Mehr Anerkennung und bessere Finanzierung gefordert
Für die deutschen Klinikclowns selbst ist längst nicht alles so rosig. Rund 100 von ihnen demonstrieren daher zur Stunde in Berlin. Auch "Hella Propella" und "Nono". Ihr Verein "Potsdamer Klinikclowns" hat sich dafür mit anderen Clowns-Vereinen zusammengetan. Denn sie möchten für ihre Arbeit mehr Anerkennung und eine bessere Finanzierung, wie "Hella Propella" alias Nicola Streifler erklärt.
"Ich hätte gerne, dass die Klinikclownerie als Beruf anerkannt wird und so auch honoriert wird. Das wäre wirklich toll, weil das würde unsere gesamte Situation im Verein entspannen."
Bislang sei da viel ehrenamtliches Engagement und Selbstausbeutung dabei. Die Potsdamer Klinikclowns kommen stets zu zweit und nehmen 400 Euro pro Tag - Anfahrt, Vorbereitung und Requisiten inklusive. Zu ihren Kunden gehören verschiedene Seniorenheime, Behindertenwohnungen und eine Reha-Klinik für Kinder. Bislang wird diese Arbeit über Spenden finanziert.
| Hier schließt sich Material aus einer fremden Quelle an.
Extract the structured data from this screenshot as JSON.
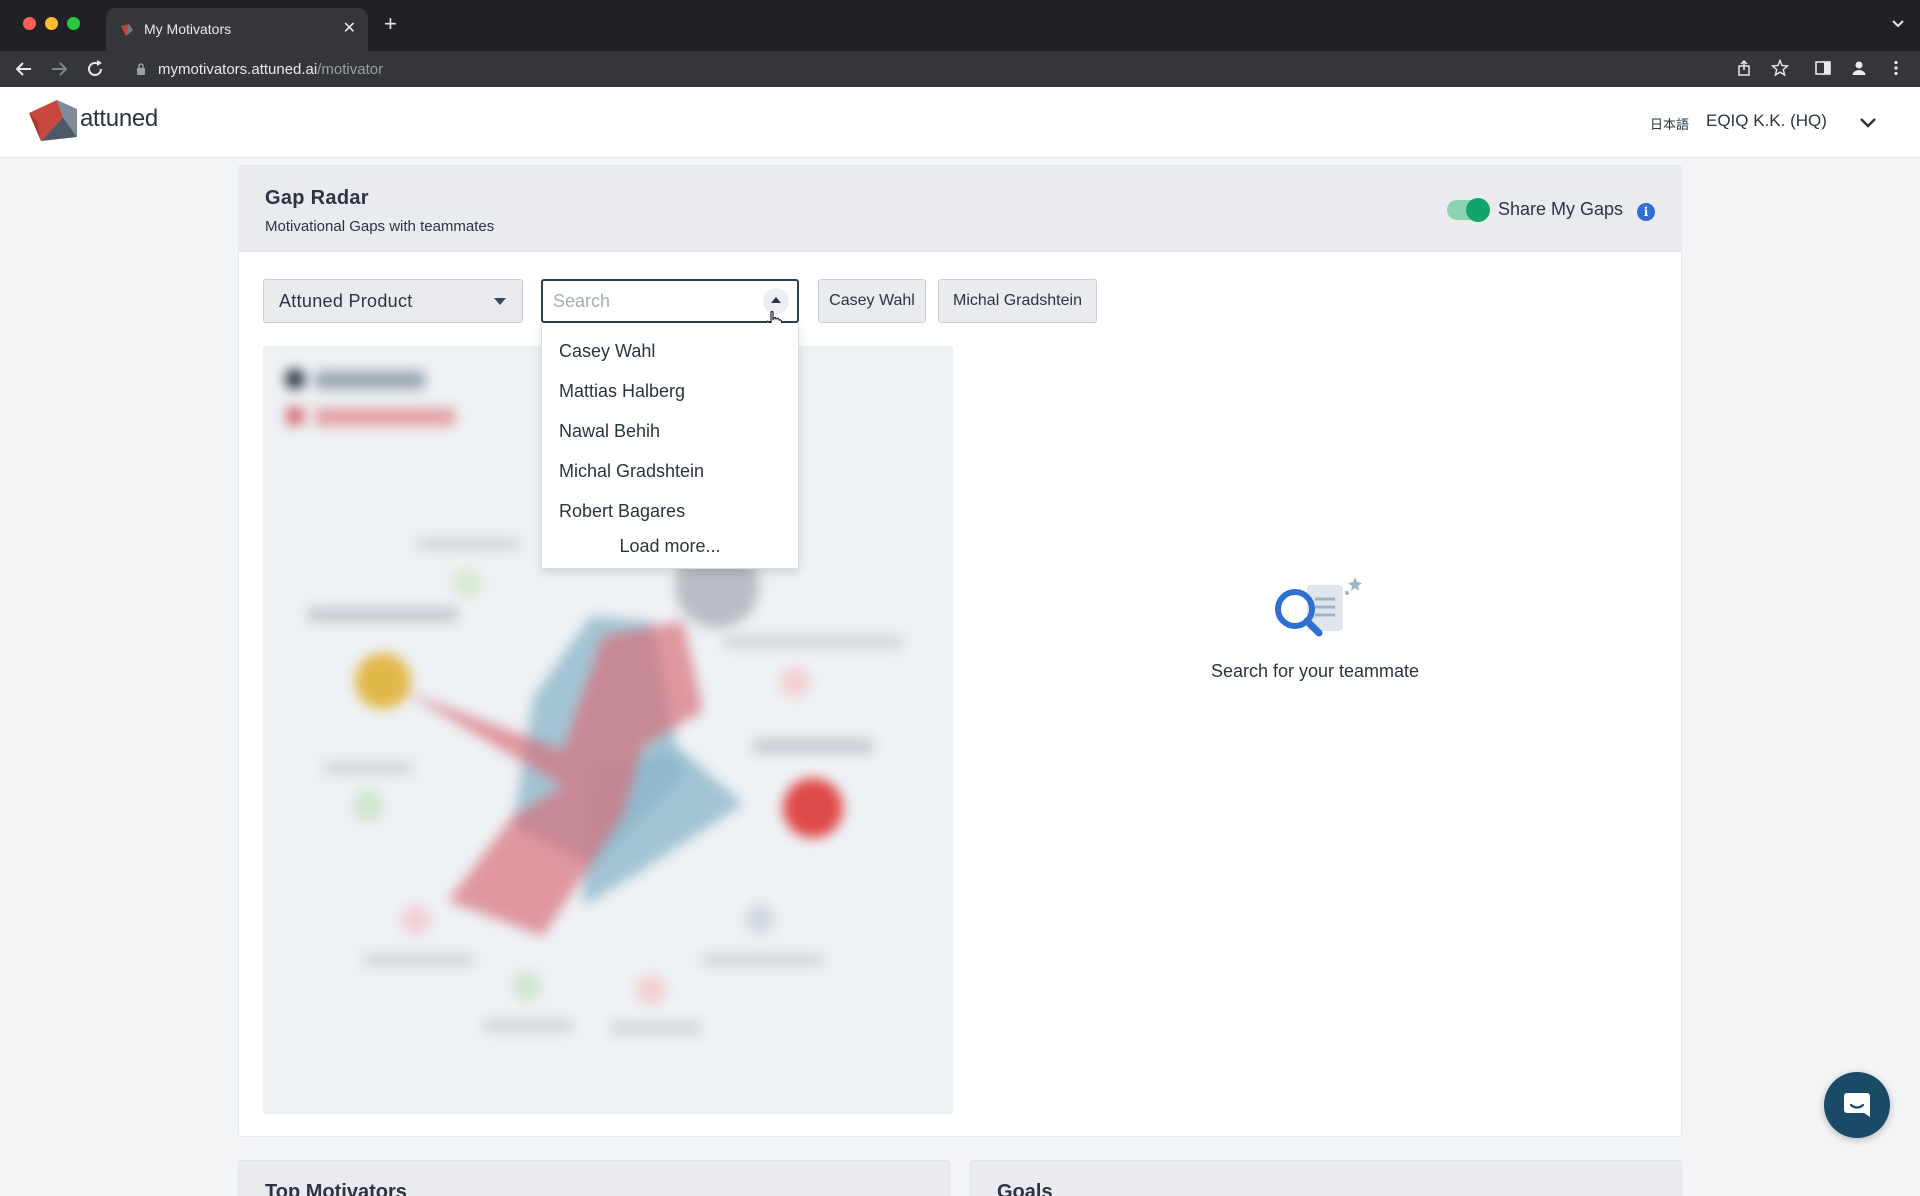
{
  "browser": {
    "tab_title": "My Motivators",
    "url_host": "mymotivators.attuned.ai",
    "url_path": "/motivator",
    "new_tab": "+",
    "close": "✕"
  },
  "header": {
    "logo_text": "attuned",
    "language": "日本語",
    "org_name": "EQIQ K.K. (HQ)"
  },
  "gap_radar": {
    "title": "Gap Radar",
    "subtitle": "Motivational Gaps with teammates",
    "share_label": "Share My Gaps",
    "share_enabled": true,
    "info": "i",
    "team_select": "Attuned Product",
    "search_placeholder": "Search",
    "search_value": "",
    "selected_chips": [
      "Casey Wahl",
      "Michal Gradshtein"
    ],
    "dropdown": {
      "items": [
        "Casey Wahl",
        "Mattias Halberg",
        "Nawal Behih",
        "Michal Gradshtein",
        "Robert Bagares"
      ],
      "load_more": "Load more..."
    },
    "empty_state": "Search for your teammate"
  },
  "lower_cards": {
    "left_title": "Top Motivators",
    "right_title": "Goals"
  },
  "colors": {
    "accent_green": "#12a56b",
    "info_blue": "#2f6fd1",
    "chat_button": "#1a4a66",
    "radar_red": "#d9707a",
    "radar_blue": "#8ab4c8"
  }
}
"Wir würden uns total freuen, wenn wir stärker aus der öffentlichen Hand oder überhaupt finanziert werden könnten, also wenn wir eine größere Planungssicherheit hätten: Klinikclowns auf Rezept!? Keine Ahnung - Ehrenamt in Maßen."
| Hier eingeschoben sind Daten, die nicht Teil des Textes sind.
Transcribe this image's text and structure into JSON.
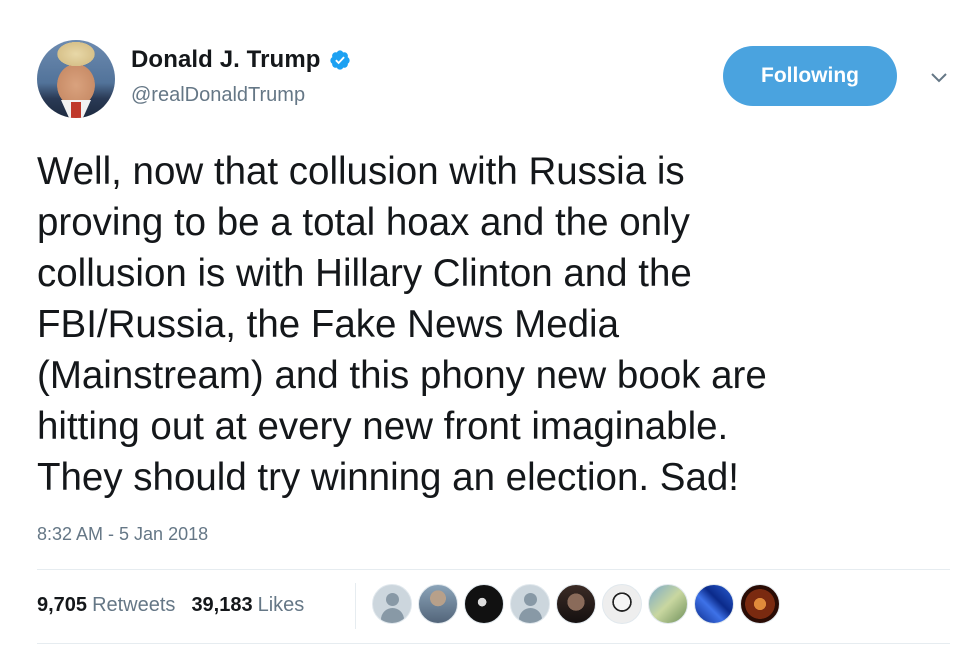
{
  "user": {
    "display_name": "Donald J. Trump",
    "handle": "@realDonaldTrump",
    "verified": true,
    "avatar_icon": "profile-photo"
  },
  "follow_button": {
    "label": "Following"
  },
  "menu_icon": "chevron-down-icon",
  "tweet": {
    "text": "Well, now that collusion with Russia is\nproving to be a total hoax and the only\ncollusion is with Hillary Clinton and the\nFBI/Russia, the Fake News Media\n(Mainstream) and this phony new book are\nhitting out at every new front imaginable.\nThey should try winning an election. Sad!",
    "timestamp": "8:32 AM - 5 Jan 2018"
  },
  "stats": {
    "retweets_count": "9,705",
    "retweets_label": "Retweets",
    "likes_count": "39,183",
    "likes_label": "Likes"
  },
  "likers": [
    "default-avatar",
    "avatar-2",
    "avatar-3",
    "default-avatar",
    "avatar-5",
    "avatar-6",
    "avatar-7",
    "avatar-8",
    "avatar-9",
    "avatar-10"
  ],
  "colors": {
    "accent": "#4aa3df",
    "text_primary": "#14171a",
    "text_secondary": "#657786",
    "verified_badge": "#1da1f2"
  }
}
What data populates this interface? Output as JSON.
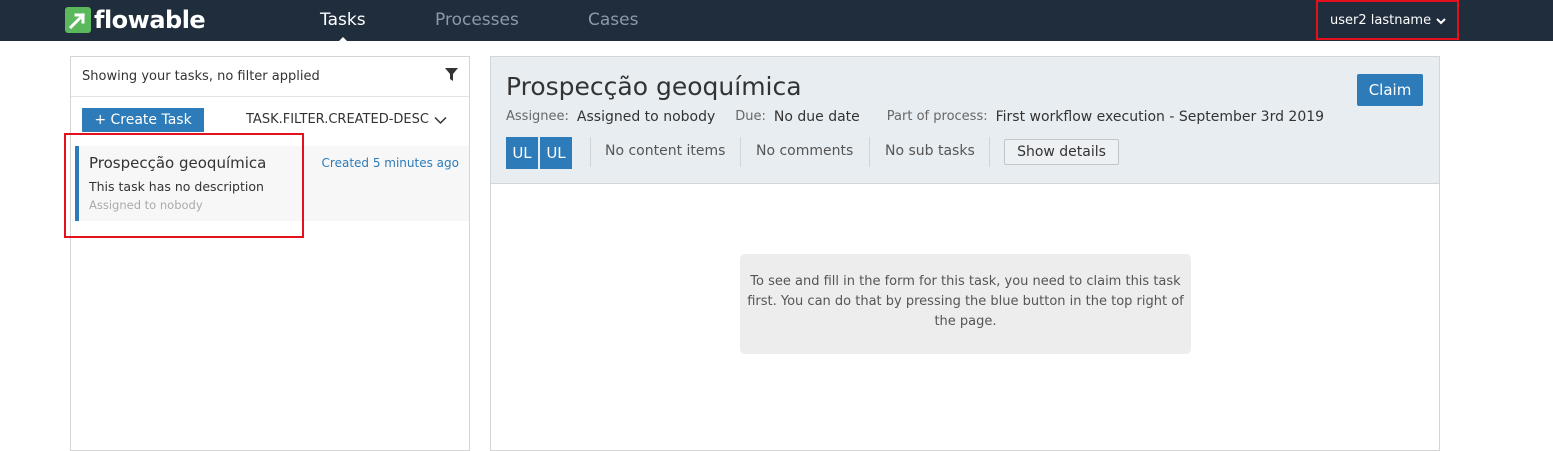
{
  "app": {
    "logo_text": "flowable",
    "nav_tabs": [
      {
        "label": "Tasks",
        "active": true
      },
      {
        "label": "Processes",
        "active": false
      },
      {
        "label": "Cases",
        "active": false
      }
    ],
    "user_menu_label": "user2 lastname"
  },
  "colors": {
    "navbar": "#1f2d3d",
    "accent": "#2d7bb8",
    "brand_green": "#5cb85c",
    "highlight": "#e2111b"
  },
  "task_list": {
    "filter_text": "Showing your tasks, no filter applied",
    "create_button_label": "+ Create Task",
    "sort_label": "TASK.FILTER.CREATED-DESC",
    "tasks": [
      {
        "title": "Prospecção geoquímica",
        "created": "Created 5 minutes ago",
        "description": "This task has no description",
        "assignee": "Assigned to nobody"
      }
    ]
  },
  "task_detail": {
    "title": "Prospecção geoquímica",
    "claim_label": "Claim",
    "meta": {
      "assignee_label": "Assignee:",
      "assignee_value": "Assigned to nobody",
      "due_label": "Due:",
      "due_value": "No due date",
      "process_label": "Part of process:",
      "process_value": "First workflow execution - September 3rd 2019"
    },
    "avatars": [
      "UL",
      "UL"
    ],
    "stats": {
      "content": "No content items",
      "comments": "No comments",
      "subtasks": "No sub tasks"
    },
    "show_details_label": "Show details",
    "claim_note": "To see and fill in the form for this task, you need to claim this task first. You can do that by pressing the blue button in the top right of the page."
  }
}
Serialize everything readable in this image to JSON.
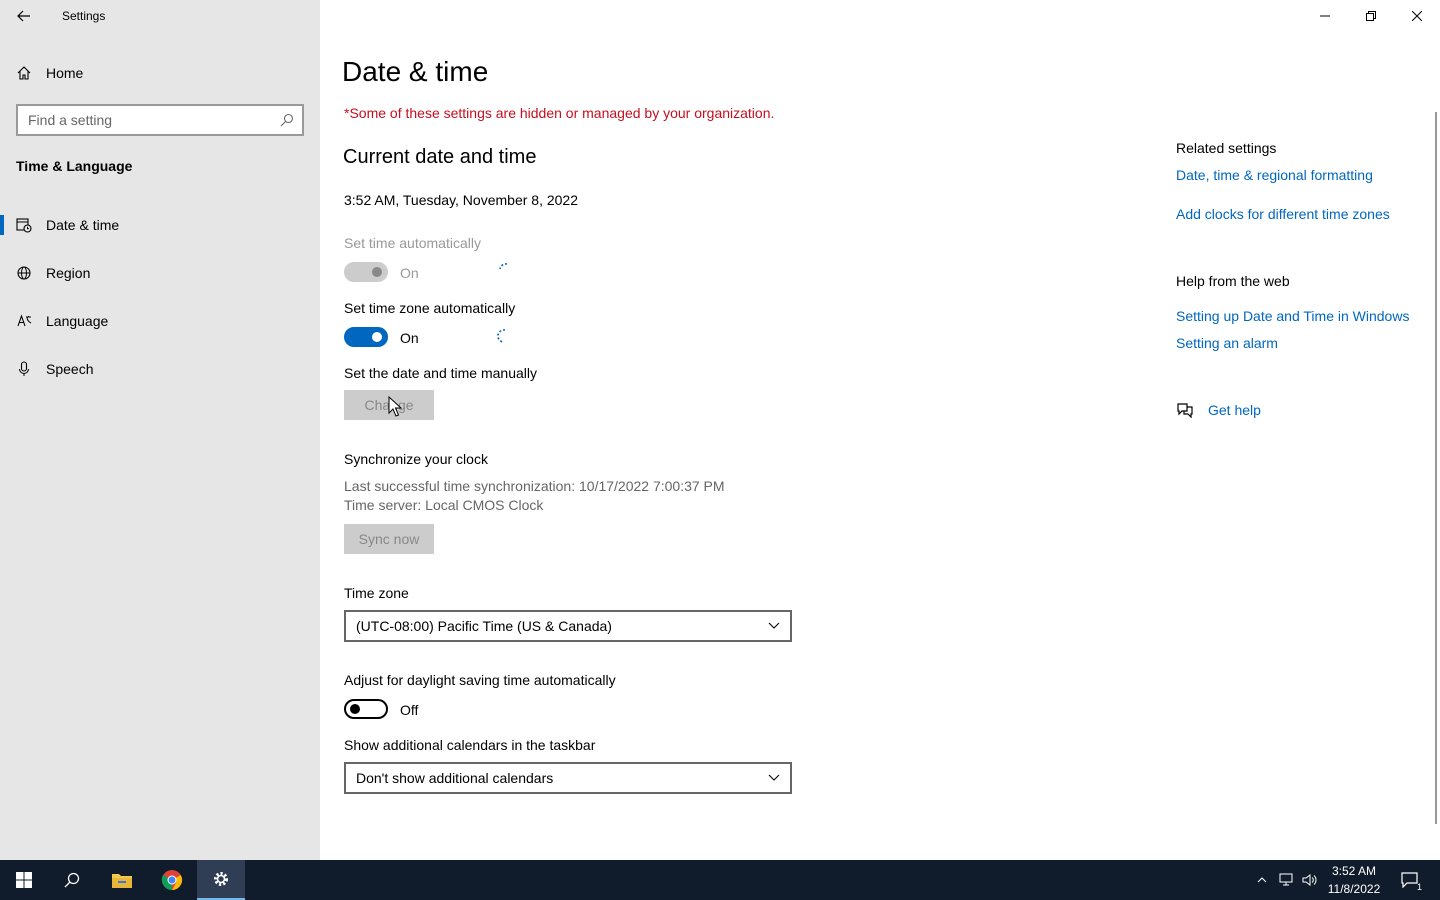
{
  "window": {
    "title": "Settings"
  },
  "sidebar": {
    "home_label": "Home",
    "search_placeholder": "Find a setting",
    "section_title": "Time & Language",
    "items": [
      {
        "label": "Date & time",
        "icon": "calendar-clock-icon"
      },
      {
        "label": "Region",
        "icon": "globe-icon"
      },
      {
        "label": "Language",
        "icon": "language-icon"
      },
      {
        "label": "Speech",
        "icon": "microphone-icon"
      }
    ]
  },
  "main": {
    "title": "Date & time",
    "warning": "*Some of these settings are hidden or managed by your organization.",
    "current_heading": "Current date and time",
    "current_value": "3:52 AM, Tuesday, November 8, 2022",
    "set_time_auto": {
      "label": "Set time automatically",
      "state": "On"
    },
    "set_tz_auto": {
      "label": "Set time zone automatically",
      "state": "On"
    },
    "manual": {
      "label": "Set the date and time manually",
      "button": "Change"
    },
    "sync": {
      "label": "Synchronize your clock",
      "last_sync": "Last successful time synchronization: 10/17/2022 7:00:37 PM",
      "server": "Time server: Local CMOS Clock",
      "button": "Sync now"
    },
    "timezone": {
      "label": "Time zone",
      "value": "(UTC-08:00) Pacific Time (US & Canada)"
    },
    "dst": {
      "label": "Adjust for daylight saving time automatically",
      "state": "Off"
    },
    "calendars": {
      "label": "Show additional calendars in the taskbar",
      "value": "Don't show additional calendars"
    }
  },
  "related": {
    "title": "Related settings",
    "links": [
      "Date, time & regional formatting",
      "Add clocks for different time zones"
    ],
    "help_title": "Help from the web",
    "help_links": [
      "Setting up Date and Time in Windows",
      "Setting an alarm"
    ],
    "get_help": "Get help"
  },
  "taskbar": {
    "time": "3:52 AM",
    "date": "11/8/2022",
    "notification_count": "1"
  },
  "colors": {
    "accent": "#0067c0",
    "warning": "#c50f1f",
    "taskbar": "#101c2c"
  }
}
Auch Linett Schuldt von der AWO fände eine bessere Unterstützung für die Clowns wünschenswert.
"Ich hätte es wirklich sehr, sehr gerne, dass diese Arbeit als professionelle Arbeit anerkannt und vielleicht auch durch irgendetwas finanziert wird. Die haben einfach das Talent, einen Menschen, der schwerstkrank ist, ob er im Bett liegt oder umher läuft, den zu sich ran zu ziehen und mit ihm dann gemeinsam ihn wieder zur Ruhe zu bringen, oder ein Lächeln, jemand, der wirklich jahrelang aus Krankheitsgründen auch nicht mehr lächeln konnte, wenn derjenige ein Lächeln im Gesicht hat, gibt es ja nichts Schöneres."